Testing The Source of Morality
Religious believers love to claim that God is the only possible source for morality. While I have made it clear in a previous article that God does not ground morality at all and that the true source of morality is human empathy and compassion, many religious believers still hold on to their dogmatic view. Not to worry, I have developed a test to see which one of us is correct.
The test is basically Abraham’s Choice. In the biblical story, God commands Abraham to sacrifice his son Isaac as a test of Abraham’s faith. Will Abraham kill his own son to please his Lord? Yes, he would have except that an angel came down and told Abraham at the last minute that he no longer had to “sacrifice” his son and that it was just a test of faith.
Many years ago, I asked my Christian friend Saint Stephen about what he would do if God had commanded him to sacrifice his child. It made for fantastic radio given that his wife and kids were listening in the next room and the walls of our studio were made of glass. He told me that he had to get back to me on that one. Since then, shit happened and he never had the opportunity to get back to me… but I digress.
It seems that this question was a huge moral dilemma for him and it really shouldn’t have been. I recently asked this same question to my Christian friend Greg and he kept refusing to answer. But I don’t really see why it is such a tough question for him either.
Of course he should kill his kid. God is the only source of morality and God has commanded him to kill his kid. Sacrificing his child to God must be morally good. God said so. Beside, God could always stop him at the last minute or has my friend Greg pointed out, God could even bring his child back to life like he did Job’s kids… oh wait, bad example.
Still, it isn’t like his child will be torture for all eternity or anything, I’m sure his child has been indoctrinated and believes with 100% certainty that Jesus is Lord. This is good news because after my Christian friends sacrifice their respective children, their children get to go to Heaven to live in bliss for all eternity. My Christian friends will see their respective children again real soon (relatively speaking).
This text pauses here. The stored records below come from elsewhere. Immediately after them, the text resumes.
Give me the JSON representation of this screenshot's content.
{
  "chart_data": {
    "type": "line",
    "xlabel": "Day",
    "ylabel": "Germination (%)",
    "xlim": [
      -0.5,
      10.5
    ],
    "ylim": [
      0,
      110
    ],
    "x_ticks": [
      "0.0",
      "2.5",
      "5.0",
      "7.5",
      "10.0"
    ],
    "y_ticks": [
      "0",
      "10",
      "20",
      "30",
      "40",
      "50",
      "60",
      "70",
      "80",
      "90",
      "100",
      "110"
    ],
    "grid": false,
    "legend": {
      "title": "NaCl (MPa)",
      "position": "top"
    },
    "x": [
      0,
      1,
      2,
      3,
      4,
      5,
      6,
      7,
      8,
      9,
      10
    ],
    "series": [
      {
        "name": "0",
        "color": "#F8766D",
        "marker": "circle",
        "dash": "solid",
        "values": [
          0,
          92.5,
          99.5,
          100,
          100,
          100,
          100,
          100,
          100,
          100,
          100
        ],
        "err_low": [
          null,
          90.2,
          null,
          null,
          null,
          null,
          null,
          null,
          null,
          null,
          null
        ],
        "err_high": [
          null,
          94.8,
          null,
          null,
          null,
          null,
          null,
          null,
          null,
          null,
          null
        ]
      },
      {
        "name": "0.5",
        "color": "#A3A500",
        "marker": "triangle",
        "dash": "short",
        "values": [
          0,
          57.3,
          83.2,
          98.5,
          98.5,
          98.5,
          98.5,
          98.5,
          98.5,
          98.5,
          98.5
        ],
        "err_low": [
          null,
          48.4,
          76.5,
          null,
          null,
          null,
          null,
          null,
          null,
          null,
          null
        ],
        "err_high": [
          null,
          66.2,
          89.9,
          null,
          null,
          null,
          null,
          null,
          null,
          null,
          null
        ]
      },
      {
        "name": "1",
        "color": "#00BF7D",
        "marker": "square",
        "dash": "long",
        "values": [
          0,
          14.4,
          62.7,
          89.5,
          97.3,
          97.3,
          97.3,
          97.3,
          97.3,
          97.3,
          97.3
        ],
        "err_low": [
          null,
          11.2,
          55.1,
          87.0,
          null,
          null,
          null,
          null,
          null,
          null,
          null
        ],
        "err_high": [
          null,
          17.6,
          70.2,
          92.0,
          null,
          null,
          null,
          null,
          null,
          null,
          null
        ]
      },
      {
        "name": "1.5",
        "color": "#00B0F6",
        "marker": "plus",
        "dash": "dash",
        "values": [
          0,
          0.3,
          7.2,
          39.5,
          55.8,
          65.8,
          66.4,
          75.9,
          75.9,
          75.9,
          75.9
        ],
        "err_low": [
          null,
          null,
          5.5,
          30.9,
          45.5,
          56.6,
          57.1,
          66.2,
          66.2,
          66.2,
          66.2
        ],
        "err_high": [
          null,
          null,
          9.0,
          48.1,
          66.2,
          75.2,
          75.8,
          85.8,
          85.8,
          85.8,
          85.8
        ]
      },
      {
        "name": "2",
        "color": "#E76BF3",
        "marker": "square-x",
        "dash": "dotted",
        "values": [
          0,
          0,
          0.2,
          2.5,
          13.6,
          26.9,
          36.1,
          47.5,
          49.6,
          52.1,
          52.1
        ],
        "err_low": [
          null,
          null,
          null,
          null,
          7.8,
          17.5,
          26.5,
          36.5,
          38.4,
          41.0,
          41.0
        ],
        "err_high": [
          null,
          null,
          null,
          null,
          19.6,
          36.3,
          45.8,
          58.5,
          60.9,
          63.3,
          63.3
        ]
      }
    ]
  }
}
On the other hand, if I am correct and the true source of morality isn’t God, but is instead human empathy and compassion, then it would be morally wrong to kill a child as a sacrifice to a deity or for pretty much any other reason. It doesn’t matter if God commands it or not, it would be morally wrong.
Now here is the rub. The very fact that Christians hesitate on this question is evidence that morality really is about human empathy and compassion even if the Christian ends up making the wrong moral choice (as sadly a few might). We have a moral intuition based on our human empathy and compassion that killing children or anyone for that matter is morally wrong in most cases. When Christians debate this issue in their mind, they have to make a choice against what we know to be moral. They have to weigh their love of their deity against what they know to be moral.
In other words, even if they choose their deity, they have conceded that it was a difficult choice worthy of inner debate and conflict. Why? Christians don’t want to obey God if God commands them to kill their kid. They still might obey God and that would be horrific, but part of them knows that it would be horrific and that is my point. If God commands it and he is the true source of morality, the thought of obeying God’s command no matter what it is shouldn’t be horrific at all.